Following the China-linked attack, according to the CSRB report, “Microsoft developed 46 hypotheses to investigate, including some scenarios as wide-ranging as the adversary possessing a theoretical quantum computing capability to break public-key cryptography or an insider who stole the key during its creation.”

That's right, 46 hypotheses. One of which was quantum computers that can break encryption. Which don’t exist.

The report continues: “Microsoft then assigned teams for each hypothesis to try to: prove how the theft occurred; prove it could no longer occur in the same way now; and to prove Microsoft would detect it if it happened today.” However, “nine months after the discovery of the intrusion, Microsoft says that its investigation into these hypotheses remains ongoing.”

The fact that the largest security vendor in the world was unable to figure out how it was breached after nine months is troubling, for sure.
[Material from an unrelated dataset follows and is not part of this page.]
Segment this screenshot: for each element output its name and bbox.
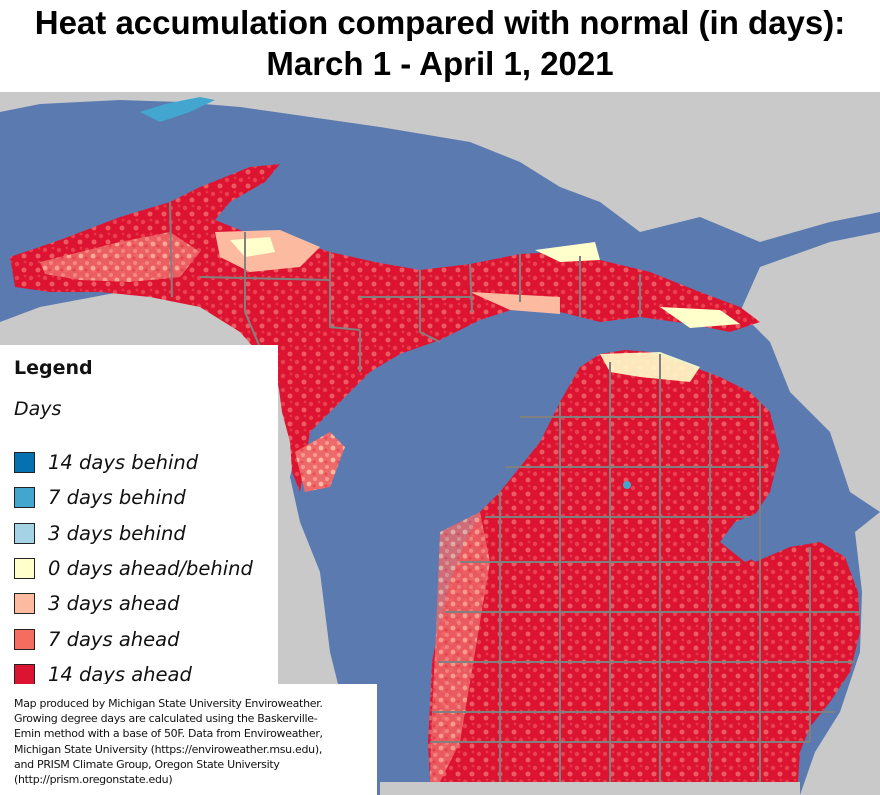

But the disclosure also tells us something about Microsoft’s ideas on how to handle breaches, which maybe should worry us even more.
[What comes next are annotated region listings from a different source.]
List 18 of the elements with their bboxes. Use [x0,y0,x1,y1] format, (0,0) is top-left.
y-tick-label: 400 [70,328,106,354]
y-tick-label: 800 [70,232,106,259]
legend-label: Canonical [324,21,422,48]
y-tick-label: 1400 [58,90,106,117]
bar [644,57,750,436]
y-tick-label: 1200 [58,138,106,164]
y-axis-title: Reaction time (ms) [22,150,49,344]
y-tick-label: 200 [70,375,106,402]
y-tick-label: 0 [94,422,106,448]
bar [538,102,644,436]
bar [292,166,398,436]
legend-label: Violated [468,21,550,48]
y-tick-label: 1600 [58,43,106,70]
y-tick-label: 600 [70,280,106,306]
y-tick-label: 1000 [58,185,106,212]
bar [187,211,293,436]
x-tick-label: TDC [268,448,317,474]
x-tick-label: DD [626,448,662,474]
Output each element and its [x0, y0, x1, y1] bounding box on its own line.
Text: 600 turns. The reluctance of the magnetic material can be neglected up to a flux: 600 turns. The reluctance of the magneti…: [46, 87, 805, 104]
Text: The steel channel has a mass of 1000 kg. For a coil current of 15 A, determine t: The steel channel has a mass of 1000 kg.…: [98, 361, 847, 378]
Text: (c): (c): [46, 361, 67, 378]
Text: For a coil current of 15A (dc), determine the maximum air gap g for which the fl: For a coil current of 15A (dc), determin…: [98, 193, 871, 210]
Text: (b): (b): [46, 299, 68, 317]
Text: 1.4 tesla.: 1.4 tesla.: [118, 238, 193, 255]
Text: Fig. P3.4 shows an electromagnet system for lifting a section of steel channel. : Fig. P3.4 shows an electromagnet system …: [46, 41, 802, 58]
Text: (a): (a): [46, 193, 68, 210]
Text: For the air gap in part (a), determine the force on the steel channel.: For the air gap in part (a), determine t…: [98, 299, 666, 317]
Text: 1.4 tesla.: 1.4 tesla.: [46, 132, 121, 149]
The reality is that, according to numerous experts I’ve spoken with over the years, the bulk of major security incidents at Microsoft go back in some way to the company’s identity infrastructure, which is a patchwork of legacy and modern technologies.

This is undoubtedly not an easy fix, CrowdStrike’s Adam Meyers told me.

“The problem is that if the issue is the underlying identity infrastructure, and they need to go back and fix that, that is going to break everything,” Meyers said. “Which is why, rather than do that, they come up with 46 theories and then assign a team to each of those theories.”

Put another way, rather than taking a hard look at how to fix its problems in a comprehensive manner, Microsoft appears to be focused on winning the public relations battle by showing that the latest incident-of-the-month won’t happen again. The tech giant seems to believe that if it can just find and fix these narrower issues, it’ll be able to steer attention away from the actual causes lying deep in its identity systems.

I’m not saying Microsoft shouldn’t try to figure out how a major breach happened and how to prevent its recurrence. But as the CSRB points out in the report this week, it’s not enough. And perhaps some of Microsoft’s hypotheses-probing resources could be reallocated — such as those aimed at proving the company was the victim of non-existent quantum technology. (As Meyers points out, that would be like telling a team of 50 people, “‘Go figure out if aliens did this.’”)

It remains to be seen whether Microsoft will maintain its strategy of deflection in the wake of the CSRB’s brutal and unequivocal criticism of its security. But perhaps the time has finally come for the Microsoft security overhaul that many in the industry have been calling for.

The company itself gave at least a hint of encouragement in its response to the CSRB report — saying in a statement that “recent events have demonstrated a need to adopt a new culture of engineering security in our own networks.”

Regardless, at least they’re not trying to blame it on aliens — sorry, quantum computers — anymore.